Il modo in cui sono state bloccate le pressioni di Pechino per determinare la guida della Pirelli, mostra che il Governo Meloni intende seguire una linea ferma, ma flessibile. Prima della pandemia le aziende partecipate da capitali cinesi erano arrivate a 760 facenti capo a ben 405 gruppi con poco meno di 44 mila dipendenti e un giro d’affari di oltre 25 miliardi di euro. Al primo posto energia e infrastrutture, con partecipazioni di circa il 2% in Enel e Eni. Più consistente l’ingresso nella holding Cdp Reti che controlla Terna, Italgas e Snam, della quale State Grid International detiene un cospicuo 35% pagato 2,1 miliardi. Poi è arrivata Ansaldo Energia: Shanghai Electric aveva raccolto un 40% in cambio di 400 milioni di euro. Bank of China ha investito un 2% anche in Telecom Italia, Prysmian, Stellantis, Assicurazioni Generali e Mediobanca. La più antica presenza nelle telecomunicazioni risale al 2000 quando Hutchison Wampoa del magnate di Hong Kong Li King, aveva fondato H3G poi confluita in Wind Tre controllata da CK Hutchison holding. Per controllare la Pirelli, Chem China ha speso ben sette miliardi di euro. La Benelli è finita nell’orbita di Pechino, come i motoscafi Ferretti e la De Tomaso. Forte l’interesse per i marchi del lusso con Roberta di Camerino, Miss Sixty, Krizia, Cerruti, nel vino e nell’alimentare con i marchi oleari Sagra e Filippo Berio. Le mire sui porti sono state in parte contenute: a Gioia Tauro è entrata la Msc di Aponte, a Trieste i cinesi arrivano attraverso la società del porto di Amburgo, ma il Governo italiano sfodera il golden power, resta la gestione di minoranza a Savona-Vado Ligure.
Molti sostengono che Henry Kissinger, con la sua intervista all’Economist, abbia scosso la diplomazia americana.
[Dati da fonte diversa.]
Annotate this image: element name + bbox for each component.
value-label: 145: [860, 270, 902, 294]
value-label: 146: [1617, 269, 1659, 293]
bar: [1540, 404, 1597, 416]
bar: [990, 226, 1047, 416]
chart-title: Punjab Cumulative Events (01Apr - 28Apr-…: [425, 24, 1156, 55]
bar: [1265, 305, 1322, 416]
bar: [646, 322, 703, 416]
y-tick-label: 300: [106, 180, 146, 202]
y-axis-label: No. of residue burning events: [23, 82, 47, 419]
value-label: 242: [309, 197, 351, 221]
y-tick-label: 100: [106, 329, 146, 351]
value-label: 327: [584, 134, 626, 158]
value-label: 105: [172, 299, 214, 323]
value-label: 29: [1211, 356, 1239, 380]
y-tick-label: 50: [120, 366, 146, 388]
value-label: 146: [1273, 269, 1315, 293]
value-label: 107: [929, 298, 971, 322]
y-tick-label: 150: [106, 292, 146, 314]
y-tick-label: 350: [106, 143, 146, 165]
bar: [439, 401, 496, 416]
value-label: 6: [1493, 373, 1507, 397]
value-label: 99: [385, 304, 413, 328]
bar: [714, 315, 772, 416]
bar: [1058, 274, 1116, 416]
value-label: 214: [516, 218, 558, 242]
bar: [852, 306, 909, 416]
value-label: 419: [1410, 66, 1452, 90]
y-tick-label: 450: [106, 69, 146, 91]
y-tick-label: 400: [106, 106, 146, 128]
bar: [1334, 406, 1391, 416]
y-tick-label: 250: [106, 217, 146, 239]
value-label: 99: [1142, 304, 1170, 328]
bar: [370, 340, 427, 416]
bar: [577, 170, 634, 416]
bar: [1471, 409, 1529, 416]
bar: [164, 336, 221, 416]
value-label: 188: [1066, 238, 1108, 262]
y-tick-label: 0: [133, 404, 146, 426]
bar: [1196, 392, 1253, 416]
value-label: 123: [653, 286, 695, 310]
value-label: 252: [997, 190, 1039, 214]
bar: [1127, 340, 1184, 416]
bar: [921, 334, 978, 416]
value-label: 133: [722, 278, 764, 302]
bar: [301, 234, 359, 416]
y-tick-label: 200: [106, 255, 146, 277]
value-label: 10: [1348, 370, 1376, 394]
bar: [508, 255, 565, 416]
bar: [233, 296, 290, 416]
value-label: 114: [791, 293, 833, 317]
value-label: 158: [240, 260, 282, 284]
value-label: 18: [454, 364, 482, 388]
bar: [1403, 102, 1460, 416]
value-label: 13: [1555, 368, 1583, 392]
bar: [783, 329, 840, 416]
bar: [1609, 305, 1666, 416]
Il centenario maestro della Realpolitik ha detto che per evitare la Terza guerra mondiale bisogna trovare il modo di riannodare i rapporti con Pechino e ha ricordato di quando riuscì a far incontrare Mao Tsedong e Richard Nixon nel 1972. Non c’è tempo da perdere, “ci sono solo da cinque a dieci anni” prima della catastrofe. Si è acuito così il tradizionale contrasto tra realisti e idealisti emerso soprattutto negli ultimi mesi anche a proposito della Russia. L’Italia ha bisogno di liberarsi dall’imbarazzante legame politico conseguenza dell’accordo firmato nel marzo 2019 dal governo Conte-Salvini. La pressione americana è evidente e Giorgia Meloni deve trovare un modo di separare la ragione politica da quella economica, come ha detto il ministro Urso. Le imprese esportatrici che trainano l’economia italiana, temono che, dopo la ricaduta delle sanzioni alla Russia, si crei un baratro con il mercato cinese. Insomma, la pensano come il Cancelliere tedesco Olaf Scholz: “Siamo liberali non stupidi”.